The ripple effect of Christie’s refusal to take the lead issue is apparent. On The State of New Jersey’s web site, a 79-page document titled, “Lead Poisoning Elimination Plan,” dates back to 2010. In it are objectives, data and goals for the state of New Jersey — all from six years ago. “The State of New Jersey and the DHSS have a long history of responding to lead poisoning in children,” reads the dated document.

Repeated attempts to contact the Department of Health, as well as the Department of Community Affairs, went unanswered as of press time.

Sebastian D’Elia, director of communications for Union County, said that each individual municipality within the county is directed to handle their own lead issues. “No matter what, if you think you have lead paint, you call your individual municipality,” said D’Elia.

Yet calls by this newspaper to individual municipalities resulted either in uncertainty as to who actually dealt with the issues of lead abatement, or a directive to call the county government for answers.

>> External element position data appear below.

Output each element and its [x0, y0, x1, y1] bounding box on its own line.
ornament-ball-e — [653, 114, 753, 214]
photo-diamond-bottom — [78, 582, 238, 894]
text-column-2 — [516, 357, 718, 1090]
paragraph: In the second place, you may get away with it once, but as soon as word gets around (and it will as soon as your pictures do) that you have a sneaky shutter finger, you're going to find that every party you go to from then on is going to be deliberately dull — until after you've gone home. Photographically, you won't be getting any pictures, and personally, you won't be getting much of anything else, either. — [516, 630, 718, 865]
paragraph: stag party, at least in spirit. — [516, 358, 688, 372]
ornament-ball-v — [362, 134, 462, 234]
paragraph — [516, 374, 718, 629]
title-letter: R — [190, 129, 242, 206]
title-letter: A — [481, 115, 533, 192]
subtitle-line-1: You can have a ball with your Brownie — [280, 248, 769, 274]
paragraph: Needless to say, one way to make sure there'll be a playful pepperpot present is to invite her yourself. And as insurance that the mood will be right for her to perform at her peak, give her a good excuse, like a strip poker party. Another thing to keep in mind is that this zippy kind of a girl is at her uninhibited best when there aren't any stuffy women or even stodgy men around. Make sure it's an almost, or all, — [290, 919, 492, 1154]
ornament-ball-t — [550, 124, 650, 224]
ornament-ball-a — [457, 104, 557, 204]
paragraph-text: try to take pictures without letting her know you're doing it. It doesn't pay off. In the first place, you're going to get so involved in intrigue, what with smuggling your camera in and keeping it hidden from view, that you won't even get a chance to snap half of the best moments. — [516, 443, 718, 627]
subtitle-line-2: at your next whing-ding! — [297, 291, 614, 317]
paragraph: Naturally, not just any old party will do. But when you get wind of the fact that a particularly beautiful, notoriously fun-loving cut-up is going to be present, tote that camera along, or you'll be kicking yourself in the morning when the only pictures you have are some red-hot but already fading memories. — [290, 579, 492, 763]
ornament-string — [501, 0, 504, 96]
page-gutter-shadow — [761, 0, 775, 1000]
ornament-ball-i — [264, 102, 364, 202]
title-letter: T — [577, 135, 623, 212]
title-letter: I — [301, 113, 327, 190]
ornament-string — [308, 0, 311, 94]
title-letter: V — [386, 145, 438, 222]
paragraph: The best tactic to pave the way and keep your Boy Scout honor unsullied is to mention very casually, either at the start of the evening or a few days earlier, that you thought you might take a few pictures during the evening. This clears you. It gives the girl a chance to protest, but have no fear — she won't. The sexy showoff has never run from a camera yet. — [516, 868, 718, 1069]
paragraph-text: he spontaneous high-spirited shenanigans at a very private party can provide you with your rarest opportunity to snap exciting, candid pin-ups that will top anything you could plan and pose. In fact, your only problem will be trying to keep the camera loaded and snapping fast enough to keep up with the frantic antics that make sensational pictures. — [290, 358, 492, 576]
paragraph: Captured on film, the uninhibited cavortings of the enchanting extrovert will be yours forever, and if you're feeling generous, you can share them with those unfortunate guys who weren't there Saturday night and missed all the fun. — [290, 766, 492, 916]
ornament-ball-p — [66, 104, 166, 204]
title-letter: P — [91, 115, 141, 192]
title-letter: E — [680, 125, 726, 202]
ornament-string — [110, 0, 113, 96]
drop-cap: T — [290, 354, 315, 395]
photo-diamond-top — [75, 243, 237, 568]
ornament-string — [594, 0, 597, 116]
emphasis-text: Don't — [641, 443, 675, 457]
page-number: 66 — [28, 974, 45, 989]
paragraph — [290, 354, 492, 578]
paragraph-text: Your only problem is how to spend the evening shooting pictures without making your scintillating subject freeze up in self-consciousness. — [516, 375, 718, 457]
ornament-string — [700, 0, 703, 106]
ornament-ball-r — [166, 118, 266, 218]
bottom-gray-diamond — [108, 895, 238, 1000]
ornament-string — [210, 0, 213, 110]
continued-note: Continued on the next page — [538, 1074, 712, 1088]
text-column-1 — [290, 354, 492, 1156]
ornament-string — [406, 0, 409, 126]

Pivnick believes that the approach towards lead-poisoning prevention needs to change.
“We need better presentation of the problem, better public policy, consumer education, education of decision makers, and involvement of the education sector.” said Pivnick.
“Housing codes need to be enforced. Section 8 landlords are not even asked to provide lead-free certificates on their properties. We have to define the problem, not ignore it. If the problem is well-defined we can start solving it. Why aren’t we systematically testing our homes before there is a problem? We need to ask housing inspectors to check homes.”

Arce believes that the government needs to intervene now. “Children are getting sick, and the government needs to step in and do something,” she said. “I hate to say it, but if it wasn’t for Flint this wouldn’t be getting the attention it is.”